There was, it is right to say, a significant amount of powerful evidence against this appellant: the actual possession of the cannabis, the bags, the expert evidence, the opening entries on the lists on which his fingerprints were found and the mobile phones. But on consideration we cannot be sure that the placing before the jury in this way of the evidence of the contemporaneous heroin dealing, without proper assessment of its admissibility or proper consideration of its treatment as propensity evidence, in circumstances where the potential prejudice was undoubtedly very great, would not have impacted upon the jury's reasoning or have affected the outcome.

29.

Ultimately we have to ask ourselves whether this conviction was safe. We are constrained to say that it was not. Accordingly, the conviction has to be quashed and the appeal is allowed accordingly.

30.

LORD JUSTICE DAVIS: Mr Kellett, do you have any application?

31.

MR KELLETT: My Lord, I have. The matter should be re-tried, leaving this evidence out.

32.

LORD JUSTICE DAVIS: Well, how the matter will be presented at any further re-trial, if we allow one, will of course be matter for those appearing. He was sentenced to 12 months.

33.

MR KELLETT: He was. I am not quite sure when he came out, but he is now out, as your Lordships know.

34.

LORD JUSTICE DAVIS: What do you say, Mr Dunham?

35.

MR DUNHAM: A re-trial is not in the public interest. He has served his entire sentence. He has served his amount of time in custody, he has also served his release on tag.

36.

LORD JUSTICE DAVIS: At the moment he does not stand convicted of anything.

37.

MR DUNHAM: He does not stand convicted of anything, but ultimately he has served his sentence already.

38.

LORD JUSTICE DAVIS: We will retire briefly to consider.

39.

MR KELLETT: My Lord, there is one further matter in relation to that. There have been POCA proceedings in relation to the £17,000 that had been forfeited.

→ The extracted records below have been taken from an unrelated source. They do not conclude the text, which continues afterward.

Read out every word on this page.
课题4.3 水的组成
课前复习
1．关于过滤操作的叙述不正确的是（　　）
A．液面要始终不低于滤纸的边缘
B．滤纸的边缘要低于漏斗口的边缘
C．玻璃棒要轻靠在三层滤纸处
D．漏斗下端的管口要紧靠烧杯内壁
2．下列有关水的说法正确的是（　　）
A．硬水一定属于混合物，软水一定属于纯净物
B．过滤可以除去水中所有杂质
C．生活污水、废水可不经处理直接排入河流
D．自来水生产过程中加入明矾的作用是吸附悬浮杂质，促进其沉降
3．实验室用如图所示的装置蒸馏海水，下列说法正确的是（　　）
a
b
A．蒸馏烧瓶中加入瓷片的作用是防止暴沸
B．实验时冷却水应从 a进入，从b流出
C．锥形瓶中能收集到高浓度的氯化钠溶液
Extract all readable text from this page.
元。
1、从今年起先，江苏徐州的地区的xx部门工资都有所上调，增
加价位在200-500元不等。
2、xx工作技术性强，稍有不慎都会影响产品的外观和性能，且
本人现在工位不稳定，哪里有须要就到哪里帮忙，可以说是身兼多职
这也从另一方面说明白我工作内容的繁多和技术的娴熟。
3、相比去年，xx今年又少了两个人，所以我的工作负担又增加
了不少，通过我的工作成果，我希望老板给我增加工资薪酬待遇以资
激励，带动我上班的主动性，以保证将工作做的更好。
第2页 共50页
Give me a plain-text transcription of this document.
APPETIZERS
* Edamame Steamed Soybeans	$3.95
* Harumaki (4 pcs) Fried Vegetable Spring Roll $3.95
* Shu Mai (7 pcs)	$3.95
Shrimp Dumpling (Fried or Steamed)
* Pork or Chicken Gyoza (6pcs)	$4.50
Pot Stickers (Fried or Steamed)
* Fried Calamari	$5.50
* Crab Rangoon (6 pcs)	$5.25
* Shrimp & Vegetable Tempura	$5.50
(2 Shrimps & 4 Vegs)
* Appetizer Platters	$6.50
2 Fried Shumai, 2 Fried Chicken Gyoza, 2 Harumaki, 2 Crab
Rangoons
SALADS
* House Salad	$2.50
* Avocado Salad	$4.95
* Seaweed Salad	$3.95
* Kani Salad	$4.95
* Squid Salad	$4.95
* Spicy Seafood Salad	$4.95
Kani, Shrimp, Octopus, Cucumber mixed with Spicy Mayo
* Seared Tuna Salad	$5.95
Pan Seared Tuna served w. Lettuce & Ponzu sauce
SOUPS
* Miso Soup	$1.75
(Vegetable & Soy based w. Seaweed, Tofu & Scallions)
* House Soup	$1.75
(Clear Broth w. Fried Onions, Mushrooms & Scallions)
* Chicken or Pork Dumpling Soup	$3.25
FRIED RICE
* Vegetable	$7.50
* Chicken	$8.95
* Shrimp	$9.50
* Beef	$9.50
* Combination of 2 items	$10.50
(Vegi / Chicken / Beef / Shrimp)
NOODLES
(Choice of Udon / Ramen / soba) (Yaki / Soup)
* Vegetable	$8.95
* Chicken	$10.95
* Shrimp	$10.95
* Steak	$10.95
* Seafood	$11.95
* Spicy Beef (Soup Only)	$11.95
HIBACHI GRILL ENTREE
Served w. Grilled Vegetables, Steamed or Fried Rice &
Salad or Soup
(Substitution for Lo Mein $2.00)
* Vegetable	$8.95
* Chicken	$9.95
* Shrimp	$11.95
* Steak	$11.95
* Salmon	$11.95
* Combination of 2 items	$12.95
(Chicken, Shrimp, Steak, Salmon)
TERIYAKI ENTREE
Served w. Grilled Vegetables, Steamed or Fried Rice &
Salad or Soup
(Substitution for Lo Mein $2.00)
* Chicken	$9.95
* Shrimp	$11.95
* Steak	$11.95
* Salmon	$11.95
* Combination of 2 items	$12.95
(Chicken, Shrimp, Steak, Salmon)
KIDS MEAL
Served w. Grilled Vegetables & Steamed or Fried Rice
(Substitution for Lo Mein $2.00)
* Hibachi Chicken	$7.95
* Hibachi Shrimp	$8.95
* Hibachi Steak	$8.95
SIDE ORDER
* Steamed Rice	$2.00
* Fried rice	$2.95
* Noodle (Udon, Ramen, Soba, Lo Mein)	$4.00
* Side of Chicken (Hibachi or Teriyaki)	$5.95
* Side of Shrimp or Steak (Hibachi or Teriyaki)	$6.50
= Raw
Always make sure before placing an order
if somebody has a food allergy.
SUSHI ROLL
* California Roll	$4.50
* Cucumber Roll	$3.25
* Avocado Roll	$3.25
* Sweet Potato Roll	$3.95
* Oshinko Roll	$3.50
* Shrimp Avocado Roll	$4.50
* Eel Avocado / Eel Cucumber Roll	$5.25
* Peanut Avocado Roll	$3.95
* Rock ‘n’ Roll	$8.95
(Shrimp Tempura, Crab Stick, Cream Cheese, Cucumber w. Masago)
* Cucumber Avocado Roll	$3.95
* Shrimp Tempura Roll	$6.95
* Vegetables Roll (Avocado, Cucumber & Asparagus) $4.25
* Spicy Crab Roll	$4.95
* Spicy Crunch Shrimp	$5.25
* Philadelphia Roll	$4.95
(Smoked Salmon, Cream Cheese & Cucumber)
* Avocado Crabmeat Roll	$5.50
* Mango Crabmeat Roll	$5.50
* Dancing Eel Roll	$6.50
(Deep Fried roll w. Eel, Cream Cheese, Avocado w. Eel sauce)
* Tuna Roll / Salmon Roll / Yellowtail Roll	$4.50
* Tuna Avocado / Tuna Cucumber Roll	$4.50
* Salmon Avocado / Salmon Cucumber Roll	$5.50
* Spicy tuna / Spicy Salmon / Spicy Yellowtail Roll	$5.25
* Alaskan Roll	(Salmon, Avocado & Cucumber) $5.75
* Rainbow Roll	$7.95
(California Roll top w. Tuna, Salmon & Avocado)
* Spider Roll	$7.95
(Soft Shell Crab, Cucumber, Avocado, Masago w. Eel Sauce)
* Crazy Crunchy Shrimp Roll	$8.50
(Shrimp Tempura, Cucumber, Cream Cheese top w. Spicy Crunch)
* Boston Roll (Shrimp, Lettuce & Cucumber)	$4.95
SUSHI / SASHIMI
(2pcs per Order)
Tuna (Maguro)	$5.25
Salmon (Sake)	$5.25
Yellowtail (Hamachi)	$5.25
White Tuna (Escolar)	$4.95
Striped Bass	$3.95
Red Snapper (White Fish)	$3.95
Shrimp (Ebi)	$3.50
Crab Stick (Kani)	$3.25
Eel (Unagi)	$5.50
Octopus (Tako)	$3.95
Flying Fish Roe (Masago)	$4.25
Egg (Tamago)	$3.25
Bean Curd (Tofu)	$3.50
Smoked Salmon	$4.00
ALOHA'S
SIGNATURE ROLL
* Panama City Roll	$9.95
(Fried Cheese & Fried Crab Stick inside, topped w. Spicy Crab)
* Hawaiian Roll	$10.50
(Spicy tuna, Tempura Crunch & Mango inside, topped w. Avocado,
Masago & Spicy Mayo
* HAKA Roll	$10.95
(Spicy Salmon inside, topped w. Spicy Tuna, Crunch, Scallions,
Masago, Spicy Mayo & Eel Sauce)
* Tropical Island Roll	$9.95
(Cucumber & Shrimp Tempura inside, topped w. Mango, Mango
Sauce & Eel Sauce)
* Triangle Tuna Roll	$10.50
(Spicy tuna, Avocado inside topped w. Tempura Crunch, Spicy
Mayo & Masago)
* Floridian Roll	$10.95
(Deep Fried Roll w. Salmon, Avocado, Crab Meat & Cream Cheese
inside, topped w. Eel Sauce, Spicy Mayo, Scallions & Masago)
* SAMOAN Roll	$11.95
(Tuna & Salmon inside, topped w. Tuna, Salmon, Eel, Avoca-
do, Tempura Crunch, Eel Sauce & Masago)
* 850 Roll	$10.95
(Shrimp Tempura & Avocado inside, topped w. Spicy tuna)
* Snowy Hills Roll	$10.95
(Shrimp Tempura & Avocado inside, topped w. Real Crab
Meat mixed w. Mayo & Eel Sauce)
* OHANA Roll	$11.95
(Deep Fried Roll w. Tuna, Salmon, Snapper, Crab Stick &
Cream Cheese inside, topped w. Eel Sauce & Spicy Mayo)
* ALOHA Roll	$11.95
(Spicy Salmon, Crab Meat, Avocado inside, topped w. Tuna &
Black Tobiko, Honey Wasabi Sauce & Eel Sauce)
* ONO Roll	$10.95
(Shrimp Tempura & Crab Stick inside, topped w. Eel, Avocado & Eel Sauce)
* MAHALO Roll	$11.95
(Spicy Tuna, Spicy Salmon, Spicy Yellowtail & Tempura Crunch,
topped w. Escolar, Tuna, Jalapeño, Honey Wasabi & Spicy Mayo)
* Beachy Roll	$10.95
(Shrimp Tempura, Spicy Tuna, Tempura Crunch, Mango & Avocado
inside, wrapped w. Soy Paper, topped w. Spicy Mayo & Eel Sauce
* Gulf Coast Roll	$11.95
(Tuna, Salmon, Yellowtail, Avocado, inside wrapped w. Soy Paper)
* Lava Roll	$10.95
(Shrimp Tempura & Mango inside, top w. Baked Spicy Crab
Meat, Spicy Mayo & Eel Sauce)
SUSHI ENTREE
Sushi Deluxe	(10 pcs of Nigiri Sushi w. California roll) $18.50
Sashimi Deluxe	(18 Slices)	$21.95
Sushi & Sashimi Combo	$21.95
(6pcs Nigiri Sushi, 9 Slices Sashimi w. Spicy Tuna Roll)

(The bench retired for a short time)

40.

LORD JUSTICE DAVIS: Mr Kellett, not with total enthusiasm, but we do not think the public interest would be served by having a re-trial given the count that was charged in the circumstances of this case. We therefore refuse your application.

41.

MR KELLETT: Thank you, my Lord.

42.

LORD JUSTICE DAVIS: Mr Dunham, your client will very clearly understand that this court has not given any pronouncement of innocence on his part, this court has decided there was a legal error below which caused the conviction to be unsafe. This court has gone no further than that, and your client will understand that.

43.

MR DUNHAM: Yes.

44.

LORD JUSTICE DAVIS: If I may say so, we found the assistance of both of you very helpful indeed. Thank you very much.